China GDP report leaves markets mixed

China GDP report leaves markets mixed

15 April 2016, 10:37
Mohammad Soubra

China GDP report leaves markets mixed


A sense of unease rippled across the global markets in the early hours of this morning following the announcement of China’s Q1 GDP figure of 6.7% which was the slowest quarterly growth the nation has witnessed since the first quarter of 2009. Although the GDP was strikingly in line with estimates, this undoubtedly compounded with the backlog of tepid data from China that has intensified the mounting anxieties around a deceleration in the world’s second largest economy. Sentiment remains bearish towards China and with economic growth on a slippery decline as the nation transitions into a service-led economy; expectations may mount over the possibility of Beijing unleashing aggressive stimulus measures in a bid to attain stability.   

Stock markets on standby

Asian equities were mixed this morning following the China GDP announcement with the Shanghai Composite Index trading -0.22% lower as investors pondered the likelihood of additional stimulus measures by Beijing. Despite this mixed reaction in Asia, the horrible combination of risk aversion and anxieties ahead of the Doha meeting on Sunday are weighing on investor sentiment and this may eventually drag Asia lower as the trading day concludes. Although Europe and America displayed resilience earlier this week, the amalgamation of China concerns and potential declines in oil prices could produce a bearish domino that encourages investors to scatter away from riskier assets consequently punishing both trading Arenas.

Eurozone and inflation

The Eurozone has been engaged in a losing battle with stubbornly low inflation levels for an extended period while static economic growth in Europe has left the European Central Bank under immense pressure to act again. Declining commodity prices and diminishing global growth continue to sabotage the ECB’s 2% inflation target with the central bank potentially slashing inflation forecasts once again as market participants lose faith in the ability of policy makers. Although Eurozone inflation was revised to 0% in March, sentiment continues to be bearish towards Europe and the IMF’s downgrade of Eurozone growth simply adds insult to injury. It seems quite likely that the European Central Bank could unleash further aggressive stimulus measures in the next major meeting in a fighting attempt to revive Eurozone growth while also weakening the Euro.

Crude Oil on standby 

WTI Crude may have entered a standby phase ahead of the anticipated and potentially monumental Doha meeting on Sunday. The ongoing chit chatter from major oil producers on production freezes has ensured oil prices remained buoyed this trading week with optimism growing for a potential deal to be struck. While this may be the case, the logic behind the deal is thought provoking in many dimensions as even if the output was frozen near the record highs, the markets would still be oversupplied by 2mbpd. When taking into consideration Iran’s quest to pump output in a bid to regain lost market share, many questions could be raised about the effectiveness of this Doha deal. Regardless, sentiment towards WTI remains bearish and further declines could be the recurrent theme, especially if Sunday leaves investors empty handed. From a technical standpoint, a decline back below $38 could open a path towards $35 and potentially lower.
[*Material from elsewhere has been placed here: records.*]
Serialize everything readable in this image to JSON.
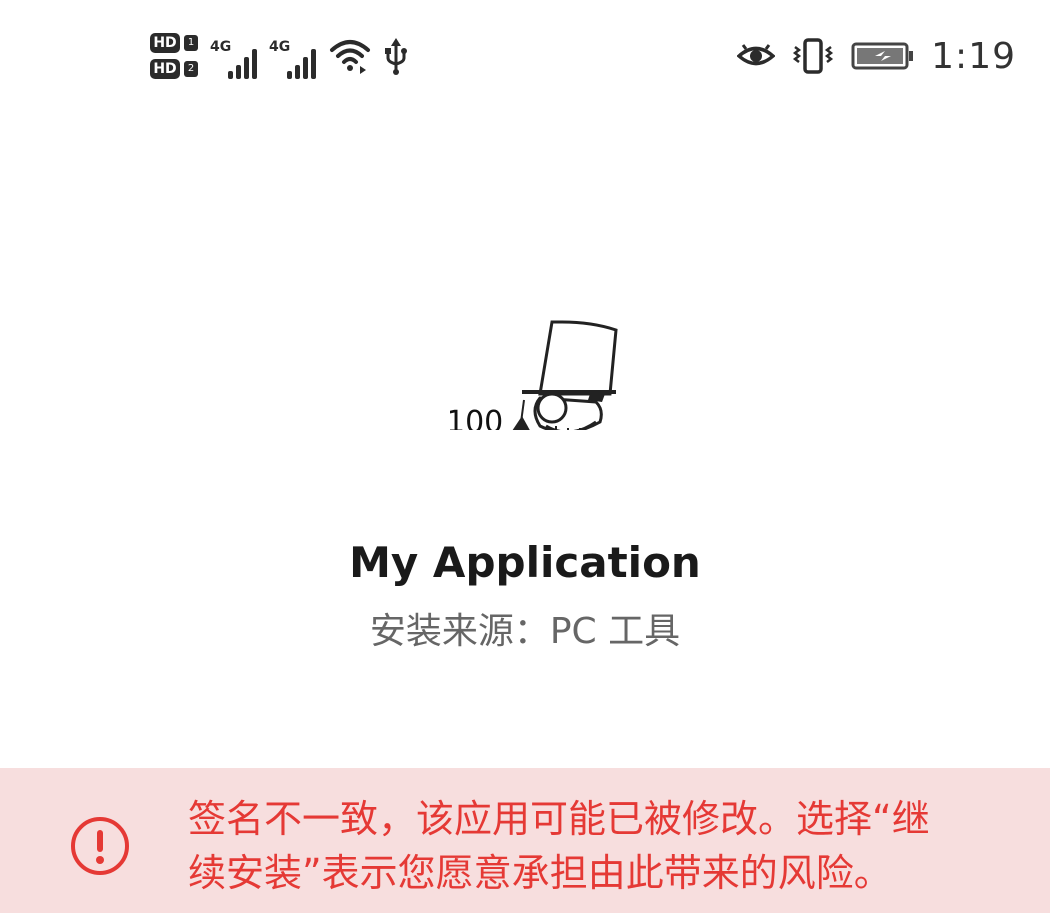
{
  "status_bar": {
    "sim1_badge": "HD",
    "sim1_slot": "1",
    "sim2_badge": "HD",
    "sim2_slot": "2",
    "network1": "4G",
    "network2": "4G",
    "time": "1:19",
    "icons": [
      "wifi-icon",
      "usb-icon",
      "eye-icon",
      "vibrate-icon",
      "battery-icon"
    ],
    "battery_color": "#444444"
  },
  "app": {
    "icon_text": "100",
    "icon_name": "detective-hat-icon",
    "title": "My Application",
    "source": "安装来源：PC 工具"
  },
  "warning": {
    "line1": "签名不一致，该应用可能已被修改。选择“继",
    "line2": "续安装”表示您愿意承担由此带来的风险。",
    "icon_name": "alert-circle-icon",
    "accent": "#e53935",
    "background": "#f7dede"
  }
}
Commodity spotlight – Gold

Gold has had a painful week of declines as the combination of rising oil prices, improved risk appetite and diminishing interest in safe haven investments offered an opportunity for sellers to attack. Prices have sunk by more than $30 but this yellow metal remains bullish and the mounting concerns over slowing global growth should offer a platform for bullish investors to install another heavy round of buying. Dollar weakness may continue to be the theme in the global currency markets while the fading expectations over the Fed raising US rates this quarter should keep Gold buoyed. Although this current correction is trading dangerously closer to the $1200 mark, bullish investors could exploit this decline to pile on the longs, consequently sending Gold back towards $1250.